Il rating e lo spread (complementari l'uno dell'altro), rappresentano due modi diversi per dare un giudizio su un Paese. Il primo è fornito da un soggetto privato, il secondo dal mercato. Ebbene, perché lo spread dovrebbe poter esprimere il giudizio sulla capacità di solvenza di un Paese in seguito alle esternazioni della politica e il rating non dovrebbe poterlo fare? E’ evidente che il rischio sulla solidità di un Paese riflette sia il rischio economico che quello politico. Se c’è incertezza sul piano politico, aumenta anche quella sul piano economico. Un’agenzia di rating non può tenerne conto. E’ naturale, quindi, che uno Stato instabile abbia un rating più basso.

Cosa ne pensa, invece, della limitazione al numero dei giudizi?

Beh, i giudizi si dovrebbero emettere all’atto delle emissioni. E, oltretutto, se da qui ai prossimi due o tre mesi dovesse accadere un fatto politico o economico determinante, perché l’agenzia non dovrebbe poter adeguare il proprio giudizio al corso degli eventi? Inoltre, non dobbiamo dimenticare che il valore e lo spread di un un certo titolo di debito possono subire variazioni di minuto in minuto. Posto, quindi, che il rating non dovrebbe riflettere le medesime variazioni di breve periodo, ma i fondamentali, è anche sbagliato, come fanno in molti, stupirsi del fatto che il giudizio delle agenzie non cambi parallelamente a quello degli spread.

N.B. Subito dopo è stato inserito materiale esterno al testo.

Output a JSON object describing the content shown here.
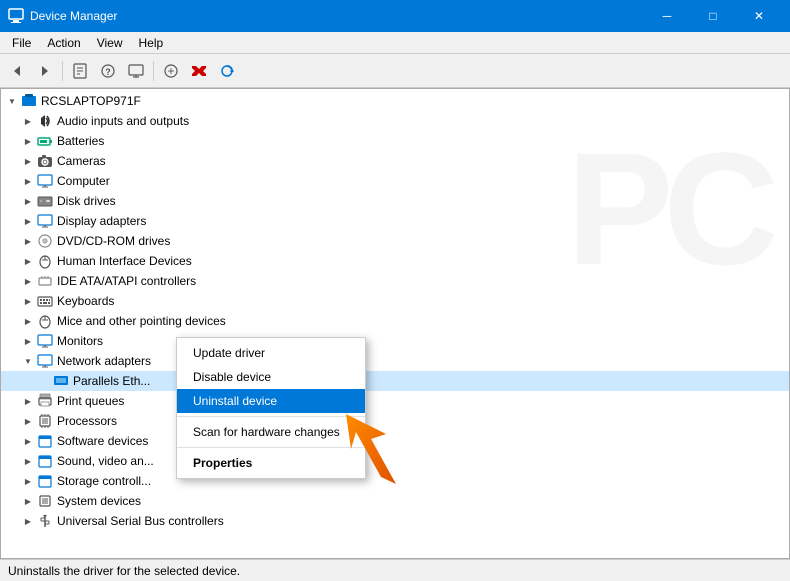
{
  "titleBar": {
    "icon": "🖥",
    "title": "Device Manager",
    "minimize": "─",
    "maximize": "□",
    "close": "✕"
  },
  "menuBar": {
    "items": [
      "File",
      "Action",
      "View",
      "Help"
    ]
  },
  "toolbar": {
    "buttons": [
      {
        "name": "back-btn",
        "icon": "◀",
        "label": "Back"
      },
      {
        "name": "forward-btn",
        "icon": "▶",
        "label": "Forward"
      },
      {
        "name": "show-properties-btn",
        "icon": "🖼",
        "label": "Show properties"
      },
      {
        "name": "update-driver-btn",
        "icon": "📋",
        "label": "Update driver software"
      },
      {
        "name": "help-btn",
        "icon": "❓",
        "label": "Help"
      },
      {
        "name": "display-btn",
        "icon": "🖥",
        "label": "Display devices"
      },
      {
        "name": "add-btn",
        "icon": "➕",
        "label": "Add legacy hardware"
      },
      {
        "name": "remove-btn",
        "icon": "✕",
        "label": "Uninstall device"
      },
      {
        "name": "scan-btn",
        "icon": "🔍",
        "label": "Scan for hardware changes"
      }
    ]
  },
  "tree": {
    "rootLabel": "RCSLAPTOP971F",
    "items": [
      {
        "id": "audio",
        "label": "Audio inputs and outputs",
        "icon": "🔊",
        "indent": 1,
        "expanded": false
      },
      {
        "id": "batteries",
        "label": "Batteries",
        "icon": "🔋",
        "indent": 1,
        "expanded": false
      },
      {
        "id": "cameras",
        "label": "Cameras",
        "icon": "📷",
        "indent": 1,
        "expanded": false
      },
      {
        "id": "computer",
        "label": "Computer",
        "icon": "💻",
        "indent": 1,
        "expanded": false
      },
      {
        "id": "diskdrives",
        "label": "Disk drives",
        "icon": "💾",
        "indent": 1,
        "expanded": false
      },
      {
        "id": "displayadapters",
        "label": "Display adapters",
        "icon": "🖥",
        "indent": 1,
        "expanded": false
      },
      {
        "id": "dvd",
        "label": "DVD/CD-ROM drives",
        "icon": "💿",
        "indent": 1,
        "expanded": false
      },
      {
        "id": "hid",
        "label": "Human Interface Devices",
        "icon": "🖱",
        "indent": 1,
        "expanded": false
      },
      {
        "id": "ide",
        "label": "IDE ATA/ATAPI controllers",
        "icon": "⚙",
        "indent": 1,
        "expanded": false
      },
      {
        "id": "keyboards",
        "label": "Keyboards",
        "icon": "⌨",
        "indent": 1,
        "expanded": false
      },
      {
        "id": "mice",
        "label": "Mice and other pointing devices",
        "icon": "🖱",
        "indent": 1,
        "expanded": false
      },
      {
        "id": "monitors",
        "label": "Monitors",
        "icon": "🖥",
        "indent": 1,
        "expanded": false
      },
      {
        "id": "network",
        "label": "Network adapters",
        "icon": "🌐",
        "indent": 1,
        "expanded": true
      },
      {
        "id": "parallels",
        "label": "Parallels Eth...",
        "icon": "🔗",
        "indent": 2,
        "selected": true
      },
      {
        "id": "printqueues",
        "label": "Print queues",
        "icon": "🖨",
        "indent": 1,
        "expanded": false
      },
      {
        "id": "processors",
        "label": "Processors",
        "icon": "⚙",
        "indent": 1,
        "expanded": false
      },
      {
        "id": "software",
        "label": "Software devices",
        "icon": "📁",
        "indent": 1,
        "expanded": false
      },
      {
        "id": "sound",
        "label": "Sound, video an...",
        "icon": "📁",
        "indent": 1,
        "expanded": false
      },
      {
        "id": "storage",
        "label": "Storage controll...",
        "icon": "📁",
        "indent": 1,
        "expanded": false
      },
      {
        "id": "system",
        "label": "System devices",
        "icon": "⚙",
        "indent": 1,
        "expanded": false
      },
      {
        "id": "usb",
        "label": "Universal Serial Bus controllers",
        "icon": "🔌",
        "indent": 1,
        "expanded": false
      }
    ]
  },
  "contextMenu": {
    "items": [
      {
        "id": "update-driver",
        "label": "Update driver",
        "type": "item"
      },
      {
        "id": "disable-device",
        "label": "Disable device",
        "type": "item"
      },
      {
        "id": "uninstall-device",
        "label": "Uninstall device",
        "type": "item",
        "active": true
      },
      {
        "id": "sep1",
        "type": "separator"
      },
      {
        "id": "scan",
        "label": "Scan for hardware changes",
        "type": "item"
      },
      {
        "id": "sep2",
        "type": "separator"
      },
      {
        "id": "properties",
        "label": "Properties",
        "type": "item",
        "bold": true
      }
    ]
  },
  "statusBar": {
    "text": "Uninstalls the driver for the selected device."
  }
}
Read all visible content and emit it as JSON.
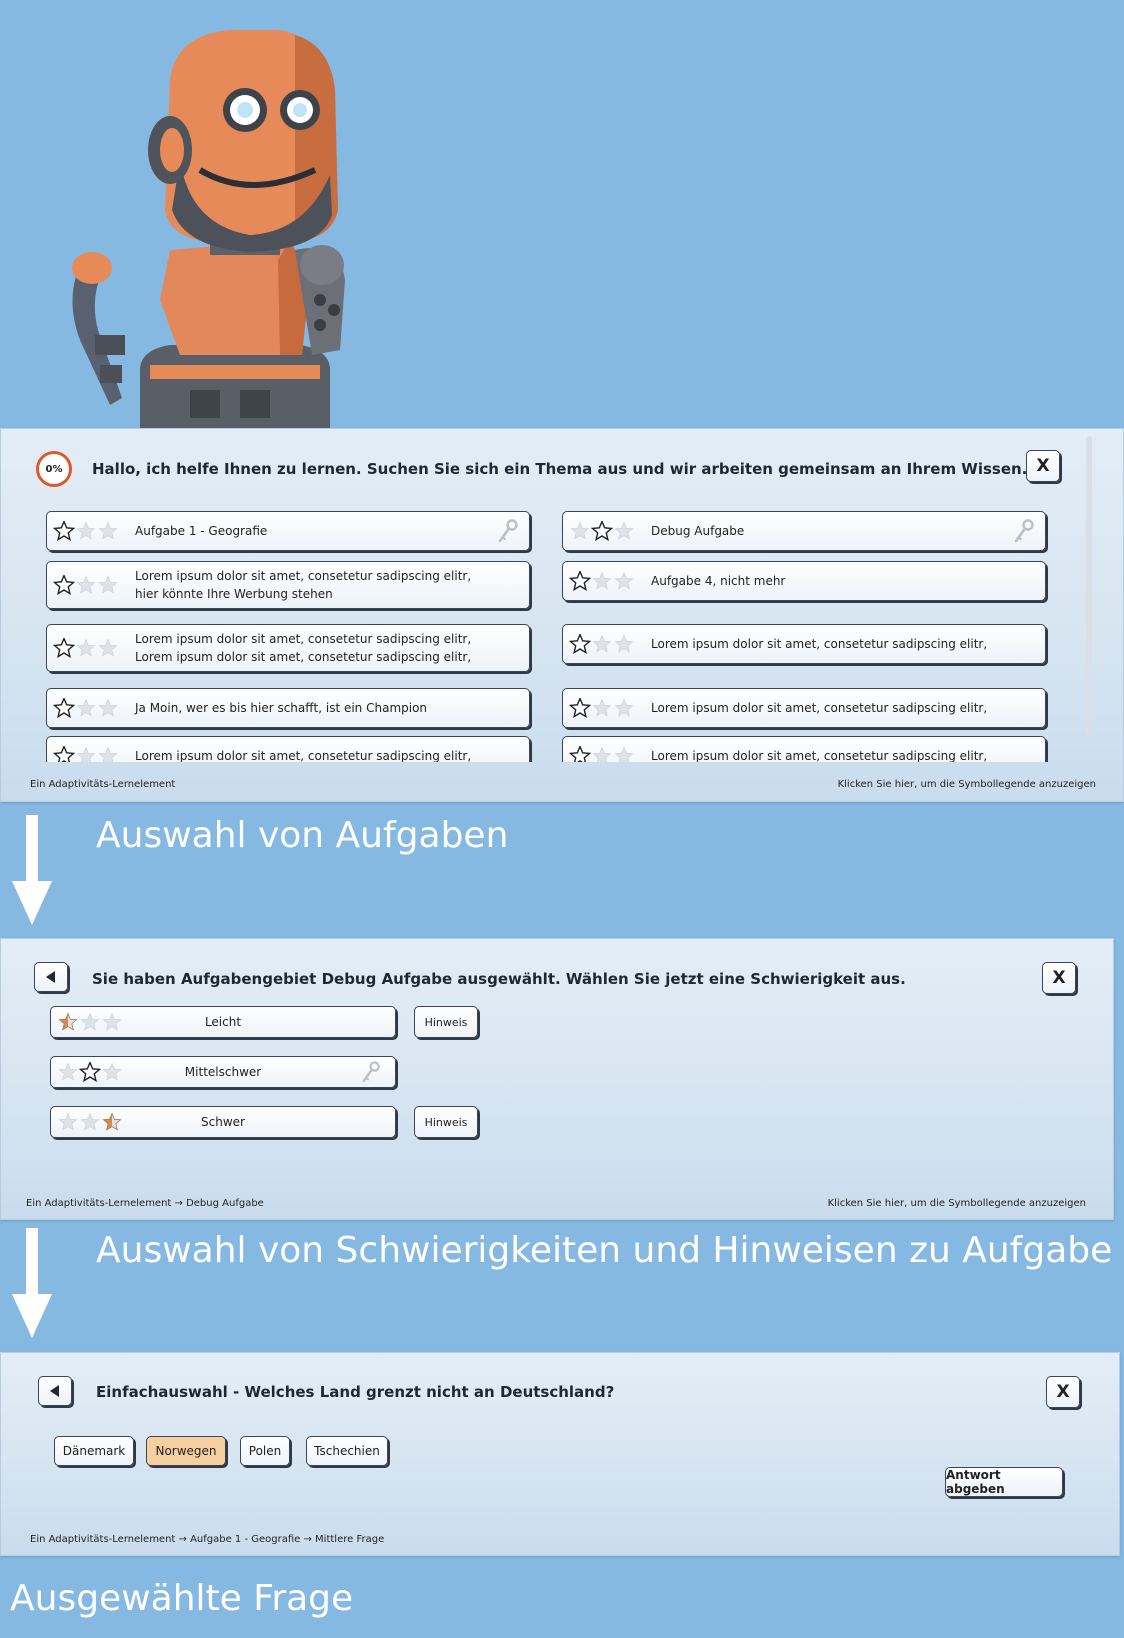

Non crede che ogni problema si sarebbe potuto risolvere alla radice, se le istituzioni avessero avuto la forza e la volontà di creare un’agenzia europea?

Non vedo come un soggetto che ha il compito di valutare un’istituzione pubblica possa, a sua volta, essere pubblica. L’unico motivo consisterebbe nel darci da soli voti migliori. Mi pare, per lo più, una questione da campagna elettorale.

 

(Paolo Nessi)



© Riproduzione Riservata.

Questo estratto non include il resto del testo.